When his replicated plots of strip till and conventional till in 2005 both produced 194-bushel corn yields, Fredericks was sold on that practice. “On our heavy soils, strip till made us money, reduced labor, gave me some family time back, improved rain absorption, reduced soil erosion, and rebuilt lost organic matter,” Fredericks said.
After running a strip till machine and seeding cover crops last fall, Fredericks planted corn no-till this spring.
He did an equipment cost analysis the next 8 years and concluded he was saving $65/ac in equipment and $27/ac in labor costs each year with strip till compared to conventional tillage. Using no-till, strip till and cover crops, he’s seen organic matter levels grow from 3 percent in 1984 to 4 to 6 percent in 2015.
Iowa’s hydrology changed
McMahon said Iowa’s hydrology was changed when 10 million acres of corn and soybeans replaced hay and small grains in the state during the last half of the 1900s. “We’re putting 7 acre-inches more water into our streams as a result of losing small grains and pasture,” McMahon said.

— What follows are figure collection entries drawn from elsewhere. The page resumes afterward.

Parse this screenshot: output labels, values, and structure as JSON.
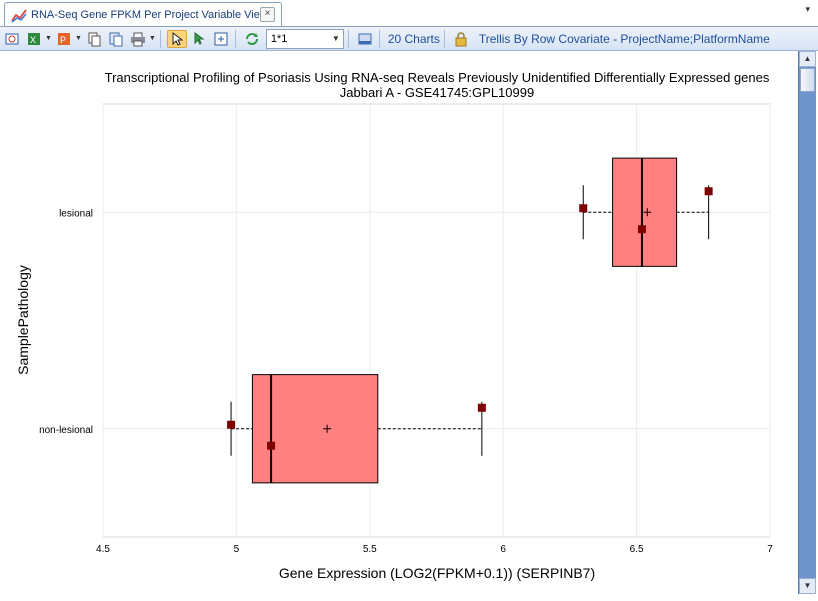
{
  "tab": {
    "title": "RNA-Seq Gene FPKM Per Project Variable View",
    "close_label": "×",
    "menu_label": "▾"
  },
  "toolbar": {
    "layout_value": "1*1",
    "charts_label": "20 Charts",
    "trellis_label": "Trellis By Row Covariate - ProjectName;PlatformName"
  },
  "colors": {
    "box_fill": "#ff8080",
    "point": "#800000",
    "toolbar_text": "#1e4f9a"
  },
  "chart_data": {
    "type": "box",
    "orientation": "horizontal",
    "title": "Transcriptional Profiling of Psoriasis Using RNA-seq Reveals Previously Unidentified Differentially Expressed genes",
    "subtitle": "Jabbari A - GSE41745:GPL10999",
    "xlabel": "Gene Expression (LOG2(FPKM+0.1)) (SERPINB7)",
    "ylabel": "SamplePathology",
    "xlim": [
      4.5,
      7
    ],
    "xticks": [
      4.5,
      5,
      5.5,
      6,
      6.5,
      7
    ],
    "xtick_labels": [
      "4.5",
      "5",
      "5.5",
      "6",
      "6.5",
      "7"
    ],
    "grid": true,
    "categories": [
      "lesional",
      "non-lesional"
    ],
    "boxes": [
      {
        "category": "lesional",
        "whisker_low": 6.3,
        "q1": 6.41,
        "median": 6.52,
        "mean": 6.54,
        "q3": 6.65,
        "whisker_high": 6.77,
        "points": [
          6.3,
          6.52,
          6.77
        ]
      },
      {
        "category": "non-lesional",
        "whisker_low": 4.98,
        "q1": 5.06,
        "median": 5.13,
        "mean": 5.34,
        "q3": 5.53,
        "whisker_high": 5.92,
        "points": [
          4.98,
          5.13,
          5.92
        ]
      }
    ]
  }
}
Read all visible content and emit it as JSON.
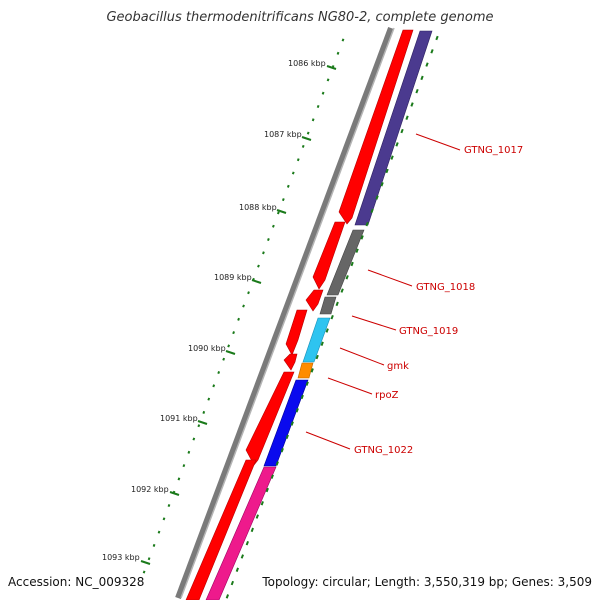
{
  "title": "Geobacillus thermodenitrificans NG80-2, complete genome",
  "footer": {
    "accession": "Accession: NC_009328",
    "stats": "Topology: circular; Length: 3,550,319 bp; Genes: 3,509"
  },
  "ruler": [
    "1086 kbp",
    "1087 kbp",
    "1088 kbp",
    "1089 kbp",
    "1090 kbp",
    "1091 kbp",
    "1092 kbp",
    "1093 kbp"
  ],
  "genes": [
    {
      "name": "GTNG_1017",
      "color": "#4b3a8f"
    },
    {
      "name": "GTNG_1018",
      "color": "#666666"
    },
    {
      "name": "GTNG_1019",
      "color": "#666666"
    },
    {
      "name": "gmk",
      "color": "#2ec4f0"
    },
    {
      "name": "rpoZ",
      "color": "#ff8c00"
    },
    {
      "name": "GTNG_1022",
      "color": "#0a0aee"
    }
  ],
  "colors": {
    "cds": "#ff0000",
    "backbone": "#808080",
    "ticks": "#1a7a1a",
    "label": "#cc0000",
    "gene_magenta": "#ee1a8c"
  }
}
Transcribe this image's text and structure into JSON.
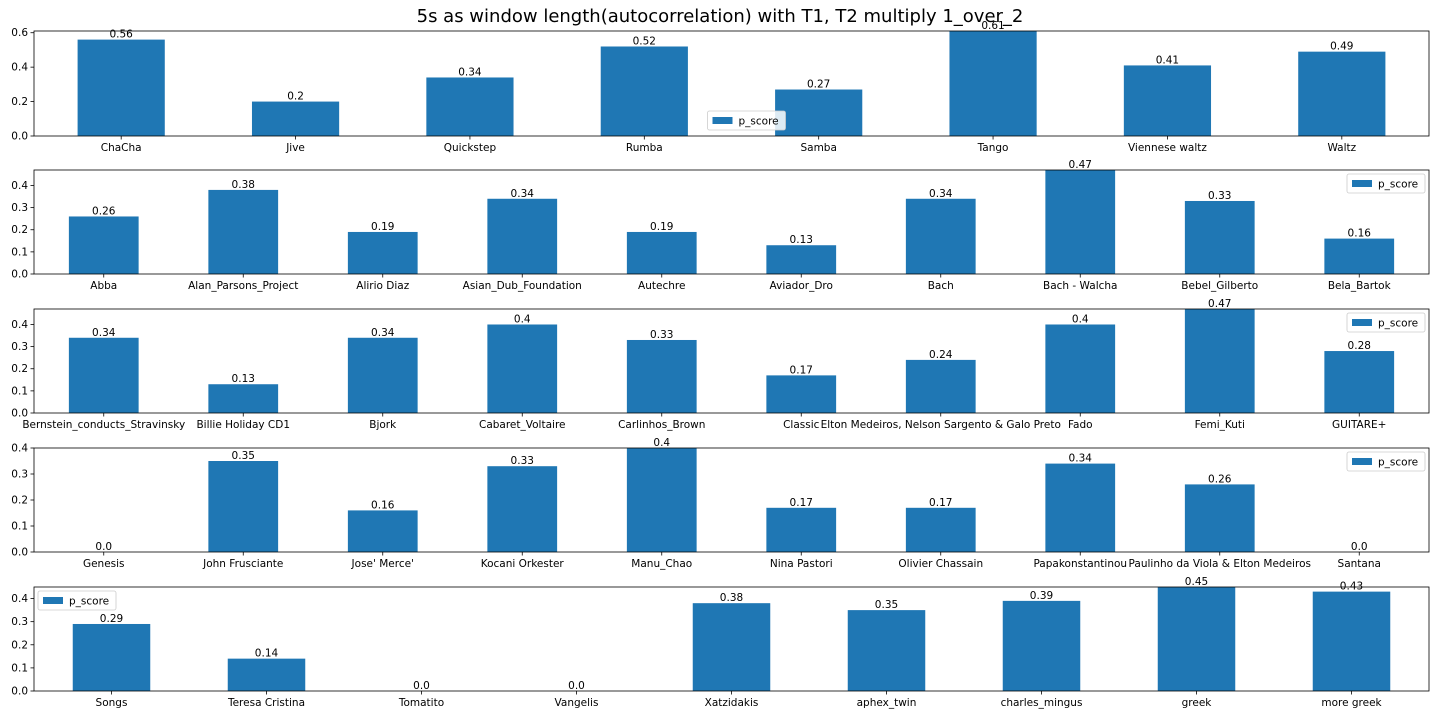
{
  "title": "5s as window length(autocorrelation) with T1, T2 multiply 1_over_2",
  "colors": {
    "bar": "#1f77b4",
    "axis": "#000000"
  },
  "chart_data": [
    {
      "type": "bar",
      "categories": [
        "ChaCha",
        "Jive",
        "Quickstep",
        "Rumba",
        "Samba",
        "Tango",
        "Viennese waltz",
        "Waltz"
      ],
      "series": [
        {
          "name": "p_score",
          "values": [
            0.56,
            0.2,
            0.34,
            0.52,
            0.27,
            0.61,
            0.41,
            0.49
          ]
        }
      ],
      "value_labels": [
        "0.56",
        "0.2",
        "0.34",
        "0.52",
        "0.27",
        "0.61",
        "0.41",
        "0.49"
      ],
      "ylim": [
        0,
        0.61
      ],
      "yticks": [
        0.0,
        0.2,
        0.4,
        0.6
      ],
      "ytick_labels": [
        "0.0",
        "0.2",
        "0.4",
        "0.6"
      ],
      "legend": "lower-center",
      "grid": false
    },
    {
      "type": "bar",
      "categories": [
        "Abba",
        "Alan_Parsons_Project",
        "Alirio Diaz",
        "Asian_Dub_Foundation",
        "Autechre",
        "Aviador_Dro",
        "Bach",
        "Bach - Walcha",
        "Bebel_Gilberto",
        "Bela_Bartok"
      ],
      "series": [
        {
          "name": "p_score",
          "values": [
            0.26,
            0.38,
            0.19,
            0.34,
            0.19,
            0.13,
            0.34,
            0.47,
            0.33,
            0.16
          ]
        }
      ],
      "value_labels": [
        "0.26",
        "0.38",
        "0.19",
        "0.34",
        "0.19",
        "0.13",
        "0.34",
        "0.47",
        "0.33",
        "0.16"
      ],
      "ylim": [
        0,
        0.47
      ],
      "yticks": [
        0.0,
        0.1,
        0.2,
        0.3,
        0.4
      ],
      "ytick_labels": [
        "0.0",
        "0.1",
        "0.2",
        "0.3",
        "0.4"
      ],
      "legend": "top-right",
      "grid": false
    },
    {
      "type": "bar",
      "categories": [
        "Bernstein_conducts_Stravinsky",
        "Billie Holiday CD1",
        "Bjork",
        "Cabaret_Voltaire",
        "Carlinhos_Brown",
        "Classic",
        "Elton Medeiros, Nelson Sargento & Galo Preto",
        "Fado",
        "Femi_Kuti",
        "GUITARE+"
      ],
      "series": [
        {
          "name": "p_score",
          "values": [
            0.34,
            0.13,
            0.34,
            0.4,
            0.33,
            0.17,
            0.24,
            0.4,
            0.47,
            0.28
          ]
        }
      ],
      "value_labels": [
        "0.34",
        "0.13",
        "0.34",
        "0.4",
        "0.33",
        "0.17",
        "0.24",
        "0.4",
        "0.47",
        "0.28"
      ],
      "ylim": [
        0,
        0.47
      ],
      "yticks": [
        0.0,
        0.1,
        0.2,
        0.3,
        0.4
      ],
      "ytick_labels": [
        "0.0",
        "0.1",
        "0.2",
        "0.3",
        "0.4"
      ],
      "legend": "top-right",
      "grid": false
    },
    {
      "type": "bar",
      "categories": [
        "Genesis",
        "John Frusciante",
        "Jose' Merce'",
        "Kocani Orkester",
        "Manu_Chao",
        "Nina Pastori",
        "Olivier Chassain",
        "Papakonstantinou",
        "Paulinho da Viola & Elton Medeiros",
        "Santana"
      ],
      "series": [
        {
          "name": "p_score",
          "values": [
            0.0,
            0.35,
            0.16,
            0.33,
            0.4,
            0.17,
            0.17,
            0.34,
            0.26,
            0.0
          ]
        }
      ],
      "value_labels": [
        "0.0",
        "0.35",
        "0.16",
        "0.33",
        "0.4",
        "0.17",
        "0.17",
        "0.34",
        "0.26",
        "0.0"
      ],
      "ylim": [
        0,
        0.4
      ],
      "yticks": [
        0.0,
        0.1,
        0.2,
        0.3,
        0.4
      ],
      "ytick_labels": [
        "0.0",
        "0.1",
        "0.2",
        "0.3",
        "0.4"
      ],
      "legend": "top-right",
      "grid": false
    },
    {
      "type": "bar",
      "categories": [
        "Songs",
        "Teresa Cristina",
        "Tomatito",
        "Vangelis",
        "Xatzidakis",
        "aphex_twin",
        "charles_mingus",
        "greek",
        "more greek"
      ],
      "series": [
        {
          "name": "p_score",
          "values": [
            0.29,
            0.14,
            0.0,
            0.0,
            0.38,
            0.35,
            0.39,
            0.45,
            0.43
          ]
        }
      ],
      "value_labels": [
        "0.29",
        "0.14",
        "0.0",
        "0.0",
        "0.38",
        "0.35",
        "0.39",
        "0.45",
        "0.43"
      ],
      "ylim": [
        0,
        0.45
      ],
      "yticks": [
        0.0,
        0.1,
        0.2,
        0.3,
        0.4
      ],
      "ytick_labels": [
        "0.0",
        "0.1",
        "0.2",
        "0.3",
        "0.4"
      ],
      "legend": "top-left",
      "grid": false
    }
  ]
}
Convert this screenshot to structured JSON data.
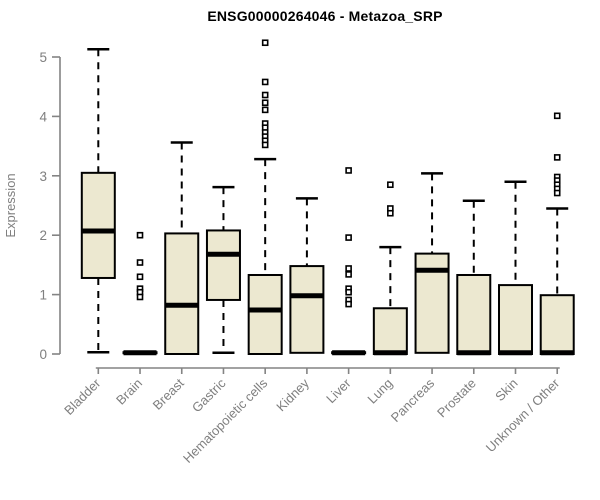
{
  "chart_data": {
    "type": "boxplot",
    "title": "ENSG00000264046 - Metazoa_SRP",
    "ylabel": "Expression",
    "xlabel": "",
    "ylim": [
      0,
      5
    ],
    "yticks": [
      0,
      1,
      2,
      3,
      4,
      5
    ],
    "grid": false,
    "legend": "none",
    "categories": [
      "Bladder",
      "Brain",
      "Breast",
      "Gastric",
      "Hematopoietic cells",
      "Kidney",
      "Liver",
      "Lung",
      "Pancreas",
      "Prostate",
      "Skin",
      "Unknown / Other"
    ],
    "series": [
      {
        "name": "Bladder",
        "whisker_low": 0.03,
        "q1": 1.28,
        "median": 2.07,
        "q3": 3.05,
        "whisker_high": 5.13,
        "outliers": []
      },
      {
        "name": "Brain",
        "whisker_low": 0.02,
        "q1": 0.02,
        "median": 0.02,
        "q3": 0.03,
        "whisker_high": 0.03,
        "outliers": [
          2.0,
          1.54,
          1.3,
          1.1,
          1.04,
          0.96
        ]
      },
      {
        "name": "Breast",
        "whisker_low": 0.0,
        "q1": 0.0,
        "median": 0.82,
        "q3": 2.03,
        "whisker_high": 3.56,
        "outliers": []
      },
      {
        "name": "Gastric",
        "whisker_low": 0.02,
        "q1": 0.91,
        "median": 1.68,
        "q3": 2.08,
        "whisker_high": 2.81,
        "outliers": []
      },
      {
        "name": "Hematopoietic cells",
        "whisker_low": 0.0,
        "q1": 0.0,
        "median": 0.74,
        "q3": 1.33,
        "whisker_high": 3.28,
        "outliers": [
          5.24,
          4.58,
          4.36,
          4.23,
          4.11,
          3.88,
          3.81,
          3.73,
          3.66,
          3.59,
          3.52
        ]
      },
      {
        "name": "Kidney",
        "whisker_low": 0.02,
        "q1": 0.02,
        "median": 0.98,
        "q3": 1.48,
        "whisker_high": 2.62,
        "outliers": []
      },
      {
        "name": "Liver",
        "whisker_low": 0.02,
        "q1": 0.02,
        "median": 0.02,
        "q3": 0.03,
        "whisker_high": 0.03,
        "outliers": [
          3.09,
          1.96,
          1.44,
          1.34,
          1.1,
          1.04,
          0.91,
          0.84
        ]
      },
      {
        "name": "Lung",
        "whisker_low": 0.0,
        "q1": 0.0,
        "median": 0.02,
        "q3": 0.77,
        "whisker_high": 1.8,
        "outliers": [
          2.85,
          2.45,
          2.37
        ]
      },
      {
        "name": "Pancreas",
        "whisker_low": 0.02,
        "q1": 0.02,
        "median": 1.41,
        "q3": 1.69,
        "whisker_high": 3.04,
        "outliers": []
      },
      {
        "name": "Prostate",
        "whisker_low": 0.0,
        "q1": 0.0,
        "median": 0.02,
        "q3": 1.33,
        "whisker_high": 2.58,
        "outliers": []
      },
      {
        "name": "Skin",
        "whisker_low": 0.0,
        "q1": 0.0,
        "median": 0.02,
        "q3": 1.16,
        "whisker_high": 2.9,
        "outliers": []
      },
      {
        "name": "Unknown / Other",
        "whisker_low": 0.0,
        "q1": 0.0,
        "median": 0.02,
        "q3": 0.99,
        "whisker_high": 2.45,
        "outliers": [
          4.01,
          3.31,
          2.98,
          2.92,
          2.85,
          2.78,
          2.71
        ]
      }
    ],
    "colors": {
      "box_fill": "#ece8d0",
      "box_border": "#000000",
      "median": "#000000",
      "whisker": "#000000",
      "outlier": "#000000",
      "axis": "#848484",
      "tick_label": "#7f7f7f",
      "axis_label": "#7f7f7f",
      "title": "#000000",
      "background": "#ffffff"
    }
  }
}
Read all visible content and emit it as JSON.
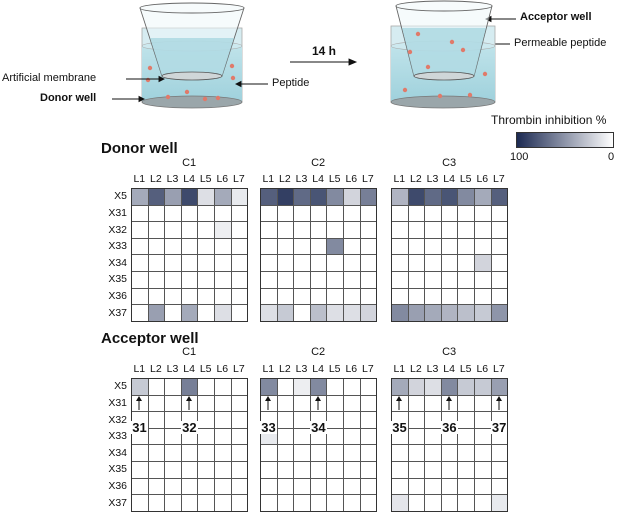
{
  "schematic": {
    "artificial_membrane_label": "Artificial membrane",
    "donor_well_label": "Donor well",
    "peptide_label": "Peptide",
    "time_label": "14 h",
    "acceptor_well_label": "Acceptor well",
    "permeable_peptide_label": "Permeable peptide"
  },
  "legend": {
    "title": "Thrombin inhibition %",
    "max_label": "100",
    "min_label": "0",
    "color_max": "#1c2a52",
    "color_min": "#ffffff"
  },
  "columns": [
    "L1",
    "L2",
    "L3",
    "L4",
    "L5",
    "L6",
    "L7"
  ],
  "rows": [
    "X5",
    "X31",
    "X32",
    "X33",
    "X34",
    "X35",
    "X36",
    "X37"
  ],
  "groups": [
    "C1",
    "C2",
    "C3"
  ],
  "donor": {
    "title": "Donor well",
    "heatmaps": [
      {
        "group": "C1",
        "values": [
          [
            40,
            75,
            45,
            85,
            15,
            40,
            10
          ],
          [
            0,
            0,
            0,
            0,
            0,
            0,
            0
          ],
          [
            0,
            0,
            0,
            0,
            0,
            8,
            0
          ],
          [
            0,
            0,
            0,
            0,
            0,
            0,
            0
          ],
          [
            0,
            0,
            0,
            0,
            0,
            0,
            0
          ],
          [
            0,
            0,
            0,
            0,
            0,
            0,
            0
          ],
          [
            0,
            0,
            0,
            0,
            0,
            0,
            0
          ],
          [
            0,
            45,
            0,
            40,
            0,
            15,
            0
          ]
        ]
      },
      {
        "group": "C2",
        "values": [
          [
            75,
            90,
            70,
            80,
            55,
            20,
            60
          ],
          [
            0,
            0,
            0,
            0,
            0,
            0,
            0
          ],
          [
            0,
            0,
            0,
            0,
            0,
            0,
            0
          ],
          [
            0,
            0,
            0,
            0,
            55,
            0,
            0
          ],
          [
            0,
            0,
            0,
            0,
            0,
            0,
            0
          ],
          [
            0,
            0,
            0,
            0,
            0,
            0,
            0
          ],
          [
            0,
            0,
            0,
            0,
            0,
            0,
            0
          ],
          [
            15,
            25,
            0,
            30,
            15,
            15,
            20
          ]
        ]
      },
      {
        "group": "C3",
        "values": [
          [
            35,
            85,
            70,
            80,
            55,
            40,
            75
          ],
          [
            0,
            0,
            0,
            0,
            0,
            0,
            0
          ],
          [
            0,
            0,
            0,
            0,
            0,
            0,
            0
          ],
          [
            0,
            0,
            0,
            0,
            0,
            0,
            0
          ],
          [
            0,
            0,
            0,
            0,
            0,
            20,
            0
          ],
          [
            0,
            0,
            0,
            0,
            0,
            0,
            0
          ],
          [
            0,
            0,
            0,
            0,
            0,
            0,
            0
          ],
          [
            55,
            45,
            40,
            35,
            30,
            25,
            50
          ]
        ]
      }
    ]
  },
  "acceptor": {
    "title": "Acceptor well",
    "heatmaps": [
      {
        "group": "C1",
        "values": [
          [
            25,
            0,
            0,
            60,
            0,
            0,
            0
          ],
          [
            0,
            0,
            0,
            0,
            0,
            0,
            0
          ],
          [
            0,
            0,
            0,
            0,
            0,
            0,
            0
          ],
          [
            0,
            0,
            0,
            0,
            0,
            0,
            0
          ],
          [
            0,
            0,
            0,
            0,
            0,
            0,
            0
          ],
          [
            0,
            0,
            0,
            0,
            0,
            0,
            0
          ],
          [
            0,
            0,
            0,
            0,
            0,
            0,
            0
          ],
          [
            0,
            0,
            0,
            0,
            0,
            0,
            0
          ]
        ]
      },
      {
        "group": "C2",
        "values": [
          [
            55,
            0,
            8,
            55,
            0,
            0,
            0
          ],
          [
            0,
            0,
            0,
            0,
            0,
            0,
            0
          ],
          [
            0,
            0,
            0,
            0,
            0,
            0,
            0
          ],
          [
            10,
            0,
            0,
            0,
            0,
            0,
            0
          ],
          [
            0,
            0,
            0,
            0,
            0,
            0,
            0
          ],
          [
            0,
            0,
            0,
            0,
            0,
            0,
            0
          ],
          [
            0,
            0,
            0,
            0,
            0,
            0,
            0
          ],
          [
            0,
            0,
            0,
            0,
            0,
            0,
            0
          ]
        ]
      },
      {
        "group": "C3",
        "values": [
          [
            40,
            20,
            15,
            55,
            25,
            25,
            45
          ],
          [
            0,
            0,
            0,
            0,
            0,
            0,
            0
          ],
          [
            0,
            0,
            0,
            0,
            0,
            0,
            0
          ],
          [
            0,
            0,
            0,
            0,
            0,
            0,
            0
          ],
          [
            0,
            0,
            0,
            0,
            0,
            0,
            0
          ],
          [
            0,
            0,
            0,
            0,
            0,
            0,
            0
          ],
          [
            0,
            0,
            0,
            0,
            0,
            0,
            0
          ],
          [
            12,
            0,
            0,
            0,
            0,
            0,
            10
          ]
        ]
      }
    ],
    "callouts": [
      {
        "label": "31",
        "group": "C1",
        "column": "L1"
      },
      {
        "label": "32",
        "group": "C1",
        "column": "L4"
      },
      {
        "label": "33",
        "group": "C2",
        "column": "L1"
      },
      {
        "label": "34",
        "group": "C2",
        "column": "L4"
      },
      {
        "label": "35",
        "group": "C3",
        "column": "L1"
      },
      {
        "label": "36",
        "group": "C3",
        "column": "L4"
      },
      {
        "label": "37",
        "group": "C3",
        "column": "L7"
      }
    ]
  }
}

The gap between current levels of key water quality practices applied and required levels to meet the goals of Iowa’s Nutrient Reduction Strategy is huge.
The intensive cropping presents a challenge in meeting Iowa’s Nutrient Reduction Strategy, McMahon admits. “At current rates of practice application, it would take a century to meet the strategy’s goal of a 45% reduction in nitrate and phosphorus in Iowa streams and rivers, McMahon said, “so it’s going to take a transformational change.”
Challenges with landowners, short farmer leases
Buman pointed out that regions of the Midwest with the highest rates of nitrogen loss to streams and rivers correlate with the regions with high absentee ownership. In Iowa, 59 percent of the land is owned by absentee landowners who do not operate the land, Buman said, and those absentee landowners invest very little money in conservation practices. A survey of 638 absentee Iowa landowners in 2010 found that half the landowners invested less than $5,000 on conservation in the preceding 10 years, and only 20% of them spent more than $15,000 over those 10 years.
A 2010 survey of selected absentee landowners in Iowa indicated low levels of investment in conservation practices over the past ten years.
“In a business arrangement with a short-term lease, how can we expect tenant farmers to install conservation practices that may not guarantee a return on investment, or practices that take years to recoup the initial investment?” Buman asked. “I don’t think we can expect them to bear this huge financial burden. But I do think we can expect more from absentee landowners. In fact, we can’t solve the nitrogen problem without them.”